Asked to describe WPP’s progress on its own transformation, Read said: “In an industry as fast-moving and as changing as ours, no transformation is ever complete.”
Four key trends to emerge since the pandemic
Looking back over the last 12 months, the WPP chief executive said: “One thing that the pandemic has demonstrated [to clients] is the importance of communication.”
He identified four key trends, media, commerce, purpose and localisation, and said they could all benefit WPP.
Streaming has been the big change in media in terms of video consumption.
“Many of those services are subscription-based, not advertiser-funded, though I think we expect to see more advertiser-funded VOD platforms launch like Peacock, Hulu and others,” Read said. “A stronger media environment, more competition, more disruption, more choice is good for WPP and good for our clients.”
Ecommerce has been the great shift in term of commerce and WPP is working with more than 70 of its top 100 clients on ecommerce strategy.
Purpose has also risen up the agenda during the crisis and brands want help to “communicate what they’re doing around purpose and their ESG agenda”, he said. “I think companies feel they’re doing a tremendous amount but don’t necessarily get credit for it from their shareholders or their customers or indeed their people.”
Read is also seeing a shift away from “regionalisation” towards “localisation”.
He described a “multi-polar world” in which China, in particular, and India and Brazil are all “becoming very important in their own right” as well as the United States. “That’s beneficial for WPP because our clients will need to have distinct marketing strategies for those markets,” Read said, explaining how they need to “get the right balance between local and global”.
He added: “Regional is increasingly going out of fashion but local is coming back.”
Return to the office
The return to the office is another big issue for WPP, which employs almost 100,000 people globally.
The company has already said it expects to cut office space by up to 20% and travel by a third but Read said there are a lot of nuances.
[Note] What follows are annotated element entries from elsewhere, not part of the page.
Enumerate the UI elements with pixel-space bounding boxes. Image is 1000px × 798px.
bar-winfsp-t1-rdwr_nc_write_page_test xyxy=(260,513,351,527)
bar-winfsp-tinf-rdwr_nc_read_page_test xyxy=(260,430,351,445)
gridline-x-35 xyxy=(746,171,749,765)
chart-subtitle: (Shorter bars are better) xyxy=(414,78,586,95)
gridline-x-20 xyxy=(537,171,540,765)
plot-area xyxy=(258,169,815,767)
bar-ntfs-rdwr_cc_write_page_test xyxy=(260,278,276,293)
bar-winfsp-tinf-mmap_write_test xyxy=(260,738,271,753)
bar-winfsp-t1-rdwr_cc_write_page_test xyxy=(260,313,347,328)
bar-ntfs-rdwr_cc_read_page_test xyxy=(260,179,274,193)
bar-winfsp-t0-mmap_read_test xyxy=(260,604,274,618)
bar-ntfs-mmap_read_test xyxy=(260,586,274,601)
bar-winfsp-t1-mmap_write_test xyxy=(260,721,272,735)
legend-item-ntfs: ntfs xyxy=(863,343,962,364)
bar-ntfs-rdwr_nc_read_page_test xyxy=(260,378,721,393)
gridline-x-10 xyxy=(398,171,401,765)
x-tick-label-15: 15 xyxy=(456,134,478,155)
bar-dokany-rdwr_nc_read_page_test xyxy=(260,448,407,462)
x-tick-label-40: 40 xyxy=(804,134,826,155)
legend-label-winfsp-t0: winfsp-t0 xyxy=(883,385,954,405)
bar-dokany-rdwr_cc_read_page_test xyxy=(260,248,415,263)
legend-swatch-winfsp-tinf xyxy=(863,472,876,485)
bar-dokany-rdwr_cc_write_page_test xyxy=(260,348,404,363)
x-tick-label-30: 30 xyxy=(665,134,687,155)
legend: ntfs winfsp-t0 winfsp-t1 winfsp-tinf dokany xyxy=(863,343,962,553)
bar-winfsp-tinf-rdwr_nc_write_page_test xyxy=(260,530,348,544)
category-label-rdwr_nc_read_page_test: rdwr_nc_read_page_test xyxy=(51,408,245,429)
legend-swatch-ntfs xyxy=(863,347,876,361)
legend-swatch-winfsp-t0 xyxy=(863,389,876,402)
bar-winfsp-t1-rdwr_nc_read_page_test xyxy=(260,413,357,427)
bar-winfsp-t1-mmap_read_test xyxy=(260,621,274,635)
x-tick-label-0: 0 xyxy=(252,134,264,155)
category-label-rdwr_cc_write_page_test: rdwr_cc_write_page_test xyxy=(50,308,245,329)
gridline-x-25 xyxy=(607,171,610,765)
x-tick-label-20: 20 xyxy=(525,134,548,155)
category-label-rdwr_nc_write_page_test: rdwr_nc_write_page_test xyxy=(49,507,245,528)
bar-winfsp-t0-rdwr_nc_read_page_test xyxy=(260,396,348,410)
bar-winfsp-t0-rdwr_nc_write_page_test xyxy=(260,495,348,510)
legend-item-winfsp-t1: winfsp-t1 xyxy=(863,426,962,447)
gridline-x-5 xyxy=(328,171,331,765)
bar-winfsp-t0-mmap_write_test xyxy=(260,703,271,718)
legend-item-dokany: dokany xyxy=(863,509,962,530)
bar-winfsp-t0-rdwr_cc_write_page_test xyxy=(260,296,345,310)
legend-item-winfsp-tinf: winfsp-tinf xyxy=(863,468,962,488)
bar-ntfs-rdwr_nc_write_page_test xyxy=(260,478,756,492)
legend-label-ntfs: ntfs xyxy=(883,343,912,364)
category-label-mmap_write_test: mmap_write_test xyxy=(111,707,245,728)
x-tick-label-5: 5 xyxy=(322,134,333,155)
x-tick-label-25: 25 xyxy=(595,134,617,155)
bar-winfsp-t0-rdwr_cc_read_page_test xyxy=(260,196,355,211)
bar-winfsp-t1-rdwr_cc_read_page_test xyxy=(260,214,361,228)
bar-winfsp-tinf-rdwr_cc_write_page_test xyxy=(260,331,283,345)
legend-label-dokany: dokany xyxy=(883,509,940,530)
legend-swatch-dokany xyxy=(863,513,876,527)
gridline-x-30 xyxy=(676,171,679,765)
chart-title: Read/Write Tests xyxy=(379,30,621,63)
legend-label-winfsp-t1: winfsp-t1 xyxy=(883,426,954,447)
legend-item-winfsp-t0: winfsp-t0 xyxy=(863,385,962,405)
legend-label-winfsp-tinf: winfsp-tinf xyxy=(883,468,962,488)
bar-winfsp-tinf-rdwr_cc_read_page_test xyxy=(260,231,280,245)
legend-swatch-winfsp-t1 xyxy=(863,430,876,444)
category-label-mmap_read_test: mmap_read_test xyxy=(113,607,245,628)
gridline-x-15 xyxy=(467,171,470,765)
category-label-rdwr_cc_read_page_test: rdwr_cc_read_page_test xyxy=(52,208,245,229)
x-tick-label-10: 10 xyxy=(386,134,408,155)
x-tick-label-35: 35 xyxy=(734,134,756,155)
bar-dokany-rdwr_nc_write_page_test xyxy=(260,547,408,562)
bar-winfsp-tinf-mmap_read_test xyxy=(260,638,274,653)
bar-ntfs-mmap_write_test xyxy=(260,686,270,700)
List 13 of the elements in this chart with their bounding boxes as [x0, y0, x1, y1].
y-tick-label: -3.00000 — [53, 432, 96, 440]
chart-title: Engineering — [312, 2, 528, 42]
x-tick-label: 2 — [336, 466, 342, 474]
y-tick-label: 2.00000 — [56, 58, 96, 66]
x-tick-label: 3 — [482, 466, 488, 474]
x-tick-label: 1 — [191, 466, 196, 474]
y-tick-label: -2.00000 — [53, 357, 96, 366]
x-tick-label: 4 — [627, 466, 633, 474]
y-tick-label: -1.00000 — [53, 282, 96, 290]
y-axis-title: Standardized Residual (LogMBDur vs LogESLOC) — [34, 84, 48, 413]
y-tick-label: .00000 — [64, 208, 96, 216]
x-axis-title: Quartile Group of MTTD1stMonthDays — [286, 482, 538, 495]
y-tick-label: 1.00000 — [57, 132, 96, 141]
“We need to take a step back and think about all of the changes that technology has brought – what is in the best interests of our clients, what is in the best interests of developing our people and also providing people with the flexibility to manage leading their life,” he said.
“I don’t think personal productivity is the only metric of effectiveness in an organisation,” he added, in a hint that agency culture and face-to-face teamwork are other important factors. “It’s going to be a balance.”